Leia crônicas de F. Pereira da Nóbrega

Alegria, alegria!

- F. Pereira Nóbrega

Alegria, sim, "porque hoje é carnaval!". Mas nunca poderia ser esta a alegria maior. O hoje e o carnaval não podem ofuscar as razões íntimas de uma alegria perene.

Porque a flor desabrochou, porque alguém acertou na loteria, porque possui o carro zero - por tudo isso e muito mais, temos razões de alegria. Como crianças, que se alegram com pouca coisa, tudo isso é riso fugidio. Em breve a flor murcha, o carro se deprecia, o dinheiro se gasta, o carnaval passou. E ficamos novamente olhando o horizonte de nossas ambições, a nos perguntar se ainda há razões para a alegria de viver.

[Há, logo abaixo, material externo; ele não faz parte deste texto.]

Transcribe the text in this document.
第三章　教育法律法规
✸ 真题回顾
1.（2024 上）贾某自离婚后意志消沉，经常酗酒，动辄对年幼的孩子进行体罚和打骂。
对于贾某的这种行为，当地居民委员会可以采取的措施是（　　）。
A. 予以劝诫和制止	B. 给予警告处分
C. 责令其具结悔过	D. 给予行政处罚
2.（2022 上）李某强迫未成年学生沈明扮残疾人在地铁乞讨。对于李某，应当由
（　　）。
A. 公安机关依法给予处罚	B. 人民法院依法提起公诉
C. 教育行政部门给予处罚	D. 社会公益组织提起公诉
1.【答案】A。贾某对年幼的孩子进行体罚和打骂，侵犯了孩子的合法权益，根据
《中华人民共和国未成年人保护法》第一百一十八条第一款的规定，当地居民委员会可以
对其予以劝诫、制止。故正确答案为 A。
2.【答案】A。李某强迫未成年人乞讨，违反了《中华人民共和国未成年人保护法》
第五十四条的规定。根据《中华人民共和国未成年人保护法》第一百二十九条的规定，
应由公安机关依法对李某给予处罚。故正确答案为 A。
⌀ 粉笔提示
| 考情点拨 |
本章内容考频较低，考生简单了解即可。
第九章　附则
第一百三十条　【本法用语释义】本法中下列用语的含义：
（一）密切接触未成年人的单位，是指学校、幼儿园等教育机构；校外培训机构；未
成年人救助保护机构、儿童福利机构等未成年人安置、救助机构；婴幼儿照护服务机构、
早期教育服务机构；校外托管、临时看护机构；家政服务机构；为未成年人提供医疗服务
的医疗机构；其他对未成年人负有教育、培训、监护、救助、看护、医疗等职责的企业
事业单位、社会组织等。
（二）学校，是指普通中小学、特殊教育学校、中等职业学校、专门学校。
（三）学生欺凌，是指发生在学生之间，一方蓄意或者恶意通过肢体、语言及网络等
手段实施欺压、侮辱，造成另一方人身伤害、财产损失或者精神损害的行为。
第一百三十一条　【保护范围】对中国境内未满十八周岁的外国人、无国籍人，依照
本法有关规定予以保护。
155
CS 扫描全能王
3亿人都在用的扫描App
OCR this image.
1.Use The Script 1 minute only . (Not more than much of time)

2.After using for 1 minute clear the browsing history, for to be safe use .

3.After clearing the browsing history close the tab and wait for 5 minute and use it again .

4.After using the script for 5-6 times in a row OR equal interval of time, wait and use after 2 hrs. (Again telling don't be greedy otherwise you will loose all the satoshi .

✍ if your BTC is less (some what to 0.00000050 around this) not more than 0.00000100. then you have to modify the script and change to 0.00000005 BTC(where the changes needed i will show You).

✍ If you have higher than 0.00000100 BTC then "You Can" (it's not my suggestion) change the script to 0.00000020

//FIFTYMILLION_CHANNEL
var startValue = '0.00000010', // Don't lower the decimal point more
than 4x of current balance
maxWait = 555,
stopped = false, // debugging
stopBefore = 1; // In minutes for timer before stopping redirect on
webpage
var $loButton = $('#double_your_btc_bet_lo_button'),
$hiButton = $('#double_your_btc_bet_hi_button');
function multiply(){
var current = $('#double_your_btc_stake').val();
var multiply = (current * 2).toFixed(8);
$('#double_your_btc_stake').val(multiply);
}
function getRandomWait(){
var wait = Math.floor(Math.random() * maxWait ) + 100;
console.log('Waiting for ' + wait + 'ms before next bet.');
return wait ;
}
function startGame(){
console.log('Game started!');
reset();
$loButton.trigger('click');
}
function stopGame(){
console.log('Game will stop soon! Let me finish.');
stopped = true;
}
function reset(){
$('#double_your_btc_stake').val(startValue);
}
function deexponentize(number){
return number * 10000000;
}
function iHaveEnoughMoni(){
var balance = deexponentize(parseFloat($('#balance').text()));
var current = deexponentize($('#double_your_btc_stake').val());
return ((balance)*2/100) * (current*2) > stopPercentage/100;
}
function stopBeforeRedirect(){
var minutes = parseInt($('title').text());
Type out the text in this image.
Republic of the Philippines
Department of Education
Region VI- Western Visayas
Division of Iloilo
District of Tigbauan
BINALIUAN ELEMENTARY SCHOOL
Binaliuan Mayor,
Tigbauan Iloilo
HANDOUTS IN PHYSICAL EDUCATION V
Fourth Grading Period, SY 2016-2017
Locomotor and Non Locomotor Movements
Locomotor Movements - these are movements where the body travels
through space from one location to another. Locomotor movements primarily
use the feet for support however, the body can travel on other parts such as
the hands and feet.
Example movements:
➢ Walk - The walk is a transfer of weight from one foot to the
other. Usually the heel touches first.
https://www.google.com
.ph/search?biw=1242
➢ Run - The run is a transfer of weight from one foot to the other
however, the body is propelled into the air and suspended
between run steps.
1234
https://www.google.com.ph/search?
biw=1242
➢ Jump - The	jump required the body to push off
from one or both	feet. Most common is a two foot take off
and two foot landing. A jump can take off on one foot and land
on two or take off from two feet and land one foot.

Há, sim, profundas, no mais íntimo de nosso ser. Criança nenhuma já as conhecia ao nascer. Talvez, por isso, toda ela, nascendo, chora.

Eu existo! E essa é minha maior alegria. A gente se acostuma com tudo: com o extraordinário, o esplêndido, a mais bela das pinturas, a mais emocionante das canções. A alegria que a flor nos sugere pode fugir até antes de ela murchar. Basta nos acostumarmos.

A gente se acostuma também com a existência . E começa a percebê-la banal, rotineira, como a água que se bebe, a folha que cai da árvore. Não é mais extraordinária, não emociona. E contudo, nenhuma razão maior existe para a alegria do que a existência.

Sem ela, não teríamos nenhum dos encantos que cultivamos: o álcool do ébrio, o gol do jogador, a vitória do político , a prostituta do devasso. Nada acontecerá se, primeiro, não acontecer a existência. Toda alegria que nos vem pede que ela seja sua patrona.

Eu existo! Gente, que coisa estupenda! Eu existo!. O mais fácil seria eu nunca ter existido. Porque comecei, não sou eterno, poderia nunca ter existido. Fui produzido, em séries de causas a se perderem de vista na noite dos tempos. Se uma só dessas causas houvesse fracassado, eu não estaria aqui, neste carnaval.

O efeito não existe, se antes não existir a causa. Este ovo, que aqui está, nunca teria existido se antes não houvesse galinha. E a ciência é quem me diz que, para eu nascer, concorreram 1 bilhão e meio de espermas. Qualquer outro que tivesse fecundado aquele óvulo seria outro ser que não eu. Por isso quero alegria. É incrível mas eu existo.